Confissões de um homem maduro (Entrevista com Domingos de Oliveira)
por Daniel Feix e Roger Lerina
A data para o bate-papo com o autor de mais de 50 peças, não poderia ser mais propícia: 27 de março, Dia Mundial do Teatro. No final da tarde da última quinta-feira, o dramaturgo, ator, diretor teatral, roteirista, cineasta, cantor e músico Domingos Oliveira conversou com Zero Hora no terraço de um hotel da Capital, ao lado de um piano e de costas para a tempestade que começava a se debruçar sobre a cidade.
“Só a arte salva”, ele assegura, com um copo de uísque cheio na mão, preparado por Priscilla Rozenbaum. “Coloquei água, tá, amor?”, avisa a companheira de Domingos há 26 anos e atriz de seus filmes e espetáculos. “São 17h, e hoje você ainda precisa dar aula”, ela justifica.
Aos 71 anos, o aforista de botequim e filósofo do cotidiano segue buscando a própria salvação, produzindo peças, escrevendo roteiros e rodando filmes como usina criativa incansável. Em Porto Alegre, acompanhou uma mostra de seus filmes, ministrou um workshop, apresentou um show de piano e voz e exibiu em primeira mão, e ainda não finalizado, Juventude – longa-metragem inédito em que contracena ao lado de Paulo José e Aderbal Freire Filho.
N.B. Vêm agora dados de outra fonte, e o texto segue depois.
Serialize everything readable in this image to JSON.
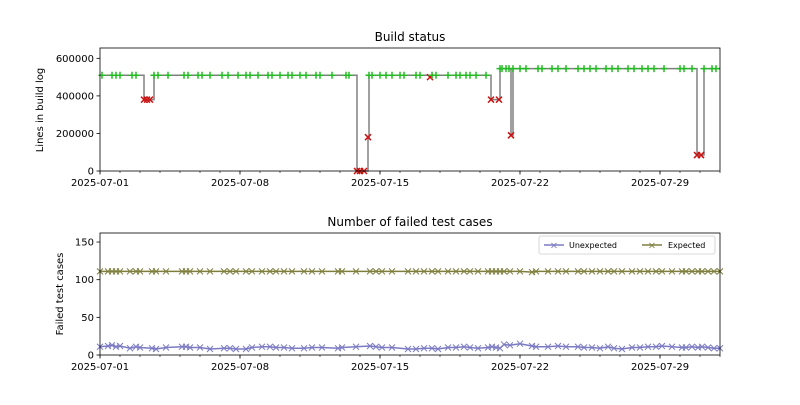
{
  "chart_data": [
    {
      "type": "line",
      "title": "Build status",
      "xlabel": "",
      "ylabel": "Lines in build log",
      "x_origin": "2025-07-01",
      "x_unit": "days since 2025-07-01",
      "xlim": [
        0,
        31
      ],
      "ylim": [
        0,
        655000
      ],
      "xticks": [
        "2025-07-01",
        "2025-07-08",
        "2025-07-15",
        "2025-07-22",
        "2025-07-29"
      ],
      "xtick_days": [
        0,
        7,
        14,
        21,
        28
      ],
      "yticks": [
        "0",
        "200000",
        "400000",
        "600000"
      ],
      "ytick_values": [
        0,
        200000,
        400000,
        600000
      ],
      "colors": {
        "line": "#808080",
        "ok": "#22bb22",
        "fail": "#cc1111"
      },
      "runs": [
        [
          0.1,
          510000,
          "ok"
        ],
        [
          0.6,
          510000,
          "ok"
        ],
        [
          0.8,
          510000,
          "ok"
        ],
        [
          1.0,
          510000,
          "ok"
        ],
        [
          1.6,
          510000,
          "ok"
        ],
        [
          1.8,
          510000,
          "ok"
        ],
        [
          2.2,
          380000,
          "fail"
        ],
        [
          2.35,
          380000,
          "fail"
        ],
        [
          2.5,
          380000,
          "fail"
        ],
        [
          2.7,
          510000,
          "ok"
        ],
        [
          2.9,
          510000,
          "ok"
        ],
        [
          3.4,
          510000,
          "ok"
        ],
        [
          4.2,
          510000,
          "ok"
        ],
        [
          4.4,
          510000,
          "ok"
        ],
        [
          4.9,
          510000,
          "ok"
        ],
        [
          5.1,
          510000,
          "ok"
        ],
        [
          5.5,
          510000,
          "ok"
        ],
        [
          6.1,
          510000,
          "ok"
        ],
        [
          6.4,
          510000,
          "ok"
        ],
        [
          6.9,
          510000,
          "ok"
        ],
        [
          7.3,
          510000,
          "ok"
        ],
        [
          7.5,
          510000,
          "ok"
        ],
        [
          7.9,
          510000,
          "ok"
        ],
        [
          8.4,
          510000,
          "ok"
        ],
        [
          8.6,
          510000,
          "ok"
        ],
        [
          9.0,
          510000,
          "ok"
        ],
        [
          9.4,
          510000,
          "ok"
        ],
        [
          9.6,
          510000,
          "ok"
        ],
        [
          10.0,
          510000,
          "ok"
        ],
        [
          10.3,
          510000,
          "ok"
        ],
        [
          10.8,
          510000,
          "ok"
        ],
        [
          11.0,
          510000,
          "ok"
        ],
        [
          11.6,
          510000,
          "ok"
        ],
        [
          12.3,
          510000,
          "ok"
        ],
        [
          12.45,
          510000,
          "ok"
        ],
        [
          12.85,
          0,
          "fail"
        ],
        [
          13.0,
          0,
          "fail"
        ],
        [
          13.2,
          0,
          "fail"
        ],
        [
          13.4,
          180000,
          "fail"
        ],
        [
          13.45,
          510000,
          "ok"
        ],
        [
          13.6,
          510000,
          "ok"
        ],
        [
          14.0,
          510000,
          "ok"
        ],
        [
          14.3,
          510000,
          "ok"
        ],
        [
          14.6,
          510000,
          "ok"
        ],
        [
          15.0,
          510000,
          "ok"
        ],
        [
          15.2,
          510000,
          "ok"
        ],
        [
          15.8,
          510000,
          "ok"
        ],
        [
          16.0,
          510000,
          "ok"
        ],
        [
          16.5,
          500000,
          "fail"
        ],
        [
          16.6,
          510000,
          "ok"
        ],
        [
          16.8,
          510000,
          "ok"
        ],
        [
          17.4,
          510000,
          "ok"
        ],
        [
          17.8,
          510000,
          "ok"
        ],
        [
          18.0,
          510000,
          "ok"
        ],
        [
          18.3,
          510000,
          "ok"
        ],
        [
          18.5,
          510000,
          "ok"
        ],
        [
          18.8,
          510000,
          "ok"
        ],
        [
          19.3,
          510000,
          "ok"
        ],
        [
          19.55,
          380000,
          "fail"
        ],
        [
          19.95,
          380000,
          "fail"
        ],
        [
          20.0,
          545000,
          "ok"
        ],
        [
          20.1,
          545000,
          "ok"
        ],
        [
          20.3,
          545000,
          "ok"
        ],
        [
          20.45,
          545000,
          "ok"
        ],
        [
          20.55,
          190000,
          "fail"
        ],
        [
          20.65,
          545000,
          "ok"
        ],
        [
          21.0,
          545000,
          "ok"
        ],
        [
          21.3,
          545000,
          "ok"
        ],
        [
          21.9,
          545000,
          "ok"
        ],
        [
          22.1,
          545000,
          "ok"
        ],
        [
          22.6,
          545000,
          "ok"
        ],
        [
          22.9,
          545000,
          "ok"
        ],
        [
          23.3,
          545000,
          "ok"
        ],
        [
          23.9,
          545000,
          "ok"
        ],
        [
          24.2,
          545000,
          "ok"
        ],
        [
          24.5,
          545000,
          "ok"
        ],
        [
          24.8,
          545000,
          "ok"
        ],
        [
          25.3,
          545000,
          "ok"
        ],
        [
          25.6,
          545000,
          "ok"
        ],
        [
          25.9,
          545000,
          "ok"
        ],
        [
          26.4,
          545000,
          "ok"
        ],
        [
          26.7,
          545000,
          "ok"
        ],
        [
          27.1,
          545000,
          "ok"
        ],
        [
          27.4,
          545000,
          "ok"
        ],
        [
          27.7,
          545000,
          "ok"
        ],
        [
          28.2,
          545000,
          "ok"
        ],
        [
          29.0,
          545000,
          "ok"
        ],
        [
          29.2,
          545000,
          "ok"
        ],
        [
          29.6,
          545000,
          "ok"
        ],
        [
          29.85,
          85000,
          "fail"
        ],
        [
          30.05,
          85000,
          "fail"
        ],
        [
          30.2,
          545000,
          "ok"
        ],
        [
          30.6,
          545000,
          "ok"
        ],
        [
          30.8,
          545000,
          "ok"
        ]
      ]
    },
    {
      "type": "line",
      "title": "Number of failed test cases",
      "xlabel": "",
      "ylabel": "Failed test cases",
      "x_origin": "2025-07-01",
      "x_unit": "days since 2025-07-01",
      "xlim": [
        0,
        31
      ],
      "ylim": [
        0,
        162
      ],
      "xticks": [
        "2025-07-01",
        "2025-07-08",
        "2025-07-15",
        "2025-07-22",
        "2025-07-29"
      ],
      "xtick_days": [
        0,
        7,
        14,
        21,
        28
      ],
      "yticks": [
        "0",
        "50",
        "100",
        "150"
      ],
      "ytick_values": [
        0,
        50,
        100,
        150
      ],
      "legend_position": "top-right",
      "x": [
        0,
        0.4,
        0.6,
        0.8,
        1.0,
        1.5,
        1.8,
        2.0,
        2.6,
        2.8,
        3.3,
        4.1,
        4.3,
        4.5,
        5.0,
        5.5,
        6.2,
        6.5,
        6.8,
        7.3,
        7.6,
        8.1,
        8.5,
        8.8,
        9.2,
        9.6,
        10.2,
        10.6,
        11.1,
        11.9,
        12.1,
        12.8,
        13.5,
        13.8,
        14.1,
        14.6,
        15.4,
        15.8,
        16.2,
        16.6,
        16.9,
        17.4,
        17.8,
        18.2,
        18.5,
        18.9,
        19.4,
        19.6,
        19.8,
        20.0,
        20.2,
        20.5,
        21.0,
        21.6,
        21.8,
        22.4,
        22.9,
        23.3,
        23.9,
        24.2,
        24.6,
        25.0,
        25.4,
        25.7,
        26.1,
        26.6,
        27.0,
        27.4,
        27.8,
        28.1,
        28.6,
        29.1,
        29.3,
        29.6,
        29.9,
        30.1,
        30.4,
        30.7,
        31.0
      ],
      "series": [
        {
          "name": "Unexpected",
          "color": "#7b7bc4",
          "values": [
            11,
            12,
            13,
            11,
            12,
            9,
            11,
            10,
            9,
            8,
            10,
            11,
            11,
            10,
            10,
            8,
            9,
            9,
            8,
            8,
            10,
            11,
            11,
            10,
            10,
            9,
            9,
            10,
            10,
            9,
            10,
            11,
            12,
            11,
            10,
            10,
            8,
            8,
            9,
            9,
            8,
            10,
            10,
            11,
            10,
            9,
            10,
            11,
            10,
            9,
            14,
            13,
            15,
            12,
            11,
            11,
            12,
            11,
            11,
            10,
            10,
            9,
            11,
            9,
            8,
            10,
            10,
            11,
            11,
            12,
            11,
            10,
            10,
            11,
            10,
            11,
            10,
            9,
            9
          ]
        },
        {
          "name": "Expected",
          "color": "#7f7f3f",
          "values": [
            111,
            111,
            111,
            111,
            111,
            111,
            111,
            111,
            111,
            111,
            111,
            111,
            111,
            111,
            111,
            111,
            111,
            111,
            111,
            111,
            111,
            111,
            111,
            111,
            111,
            111,
            111,
            111,
            111,
            111,
            111,
            111,
            111,
            111,
            111,
            111,
            111,
            111,
            111,
            111,
            111,
            111,
            111,
            111,
            111,
            111,
            111,
            111,
            111,
            111,
            111,
            111,
            111,
            110,
            111,
            111,
            111,
            111,
            111,
            111,
            111,
            111,
            111,
            111,
            111,
            111,
            111,
            111,
            111,
            111,
            111,
            111,
            111,
            111,
            111,
            111,
            111,
            111,
            111
          ]
        }
      ]
    }
  ]
}
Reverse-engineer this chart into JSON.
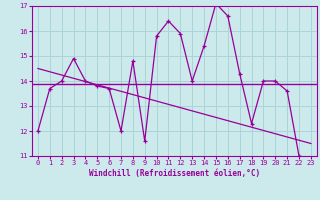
{
  "x": [
    0,
    1,
    2,
    3,
    4,
    5,
    6,
    7,
    8,
    9,
    10,
    11,
    12,
    13,
    14,
    15,
    16,
    17,
    18,
    19,
    20,
    21,
    22,
    23
  ],
  "y": [
    12.0,
    13.7,
    14.0,
    14.9,
    14.0,
    13.8,
    13.7,
    12.0,
    14.8,
    11.6,
    15.8,
    16.4,
    15.9,
    14.0,
    15.4,
    17.1,
    16.6,
    14.3,
    12.3,
    14.0,
    14.0,
    13.6,
    11.0,
    10.9
  ],
  "trend_x": [
    0,
    23
  ],
  "trend_y": [
    14.5,
    11.5
  ],
  "mean_y": 13.9,
  "bg_color": "#cce9ec",
  "grid_color": "#aad4d8",
  "line_color": "#990099",
  "text_color": "#990099",
  "xlabel": "Windchill (Refroidissement éolien,°C)",
  "ylim": [
    11.0,
    17.0
  ],
  "xlim": [
    -0.5,
    23.5
  ],
  "yticks": [
    11,
    12,
    13,
    14,
    15,
    16,
    17
  ],
  "xticks": [
    0,
    1,
    2,
    3,
    4,
    5,
    6,
    7,
    8,
    9,
    10,
    11,
    12,
    13,
    14,
    15,
    16,
    17,
    18,
    19,
    20,
    21,
    22,
    23
  ]
}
Em cena, os três atores, diretores e amigos interpretam personagens que fazem um balanço em tom acridoce de suas vidas, suas carreiras e seus amores. Colocar em perspectiva a prolífica trajetória artística e as idéias do realizador do clássico Todas as Mulheres do Mundo (1967) também foi a tônica da conversa a seguir. Com sua voz grave e baixa, Domingos respondeu a todas as questões prontamente e com a inspiração de sempre – curiosamente, o único longo silêncio do artista que há 45 anos fala de amor foi na hora de definir o que teria aprendido com ele:
“Vale a pena, apesar de todos os conflitos. O amor é a vocação do homem. O desamor é a loucura.”
Seus dois últimos filmes, Feminices e Carreiras, são centrados em personagens femininas. Em Juventude, você muda o foco para os homens. Por quê?
Domingos Oliveira – As mulheres, embora não apareçam, estarão no centro de Juventude. Elas constituem o assunto central abordado pelos três protagonistas.
Mas elas são vistas a partir do ponto de vista masculino.
Domingos – É um filme de homens, de fato. As mulheres só existem, em Juventude, na cabeça dos homens. Mas o que mais me interessa são os relacionamentos amorosos, que são compostos por dois lados, dois pontos de vista diferentes. É impressionante como, a partir de cada um desses lados, se pode dizer tanta coisa sobre o mesmo tema. Eu produzo muito, cada vez mais. Termino um trabalho e já estou noutro. Nem finalizei Juventude, por exemplo, e já deixei dois roteiros prontos – Todo Mundo Tem Problemas Sexuais e Os Inseparáveis. Este último será uma comédia comovente – um conceito que inventei em contraposição ao de comédia romântica. Não gosto dos conceitos tradicionais, prefiro fugir deles. Na verdade, faço um esforço gigantesco para minha obra não parecer séria. Levar-se a sério me parece ser uma descortesia da parte de um artista. Fora o fato de que, atualmente, a única forma de ser levado a sério é fazendo humor. São os novos tempos.
Os relacionamentos não são o único tema do seu cinema. O que chama a atenção em Juventude é bem o que você está falando: a abordagem de outros temas, alguns espinhosos, como a morte, de uma forma leve, descontraída, inclusive pela via humorística.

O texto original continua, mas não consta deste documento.